Resenha | O vento da noite

Título: O vento da noite (edição bilíngue)
Autora: Emily Brontë
Tradução: Lúcio Cardoso
Editora: Civilização Brasileira
Páginas: 154
Gênero: Poemas
Publicação original: 1944
Ano: 2016
Skoob

(Cortesia da editora)

Sinopse: Único livro no país que reúne exclusivamente a poesia de Emily Brontë, autora de O morro dos ventos uivante, este volume traz 33 poemas da escritora inglesa. Publicado no Brasil originalmente em 1944, como parte da primorosa Coleção Rubáiyát, da editora José Olympio, “O Vento da Noite”, traduzido por Lúcio Cardoso, retorna em edição bilíngue pela Civilização Brasileira. É uma bela oportunidade de reviver o encontro entre dois grandes nomes na literatura e de observar as especificidades que permeiam os processos de criação do autor e do tradutor – uma relação marcada pela sensibilidade, intimidade, escuta e delicadeza. A edição é organizada e apresentada por Ésio Macedo Ribeiro, organizador dos Diários, de Lúcio Cardoso. A prestigiada tradutora Denise Bottman assina o texto de orelha.
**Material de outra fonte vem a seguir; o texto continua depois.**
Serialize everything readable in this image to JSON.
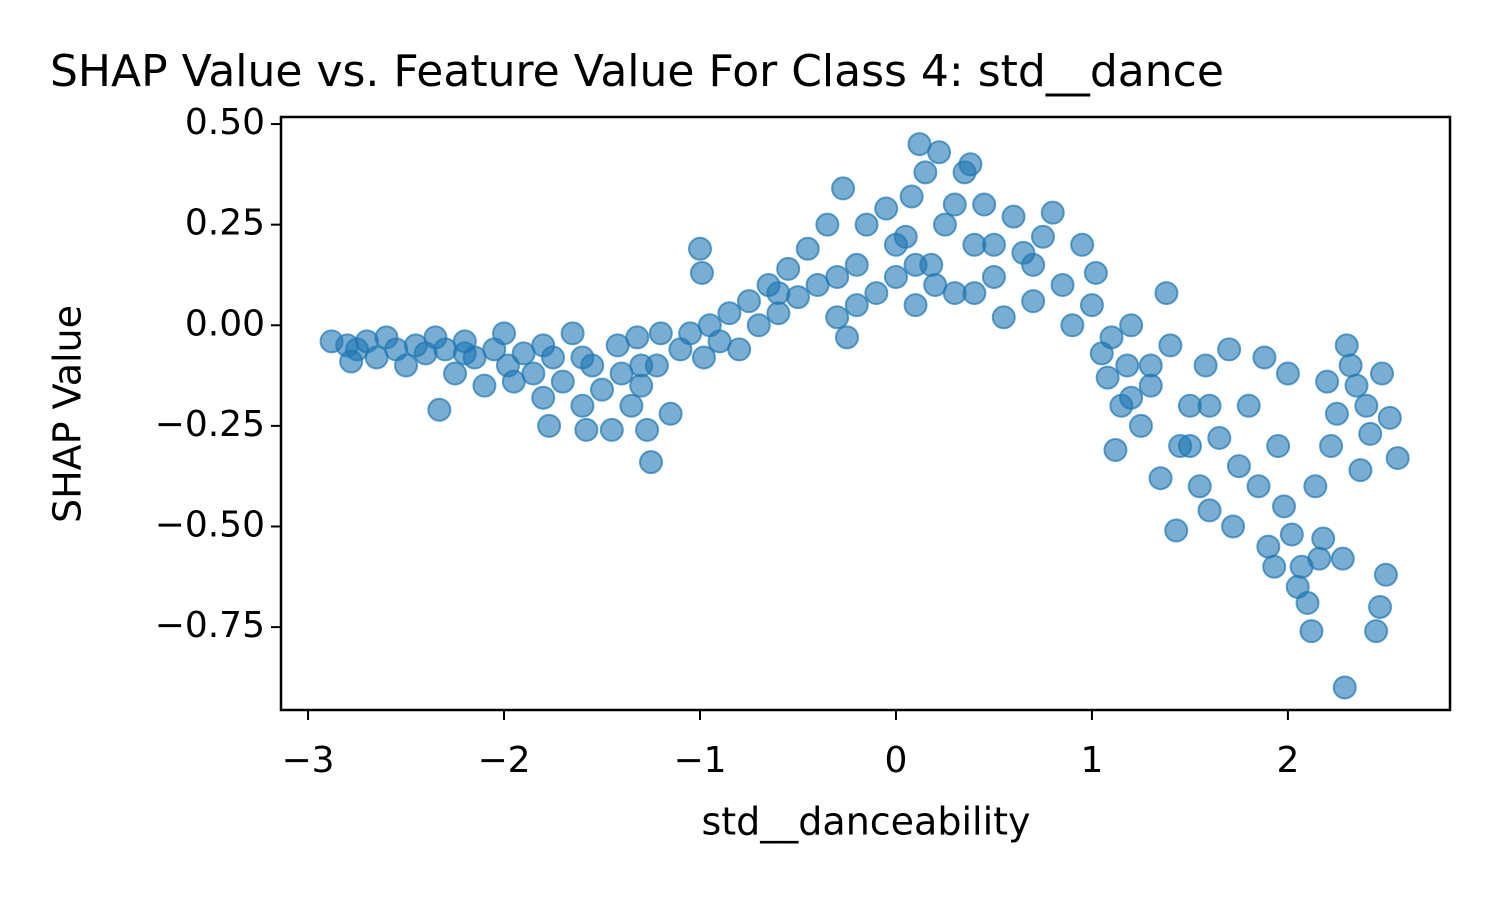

Emily Brontë foi uma autora consagrada por seu romance "O morro dos ventos uivantes", do qual não sou a maior fã. Mas hoje, adoro tudo que se refere as irmãs Brontë e saber sobre essa edição bilíngue com poemas de Emily, traduzidos originalmente em 1944 por Lúcio Cardoso, só me fez desejar a leitura.


Para meu deleite, os poemas são lindos e fortes. Em sua grande maioria falam de desesperanças, esperas, dores, almas solitárias, morte e vida eterna. Não são poemas incrivelmente românticos. Na verdade são dolorosamente pessimistas, o que nos leva a pensar se eram reflexos da vida da autora, uma vez que sinto que poemas são escritas tão íntimas do próprio coração.

Essa obra possui 33 poemas da Emily, que foram escolhidos na verdade pelo tradutor, que ousou corajosamente transcrever seus poemas para o português. Com essa edição bilíngue é possível ler a escrita original e logo ao lado a tradução de Lúcio, que não segue estritamente os originais. Não sou muito fluente no inglês, mas é possível notar a sutil diferença em alguns poemas e algumas maiores em outros. Porém, é isso que tornou a obra bela, forte e prazerosa.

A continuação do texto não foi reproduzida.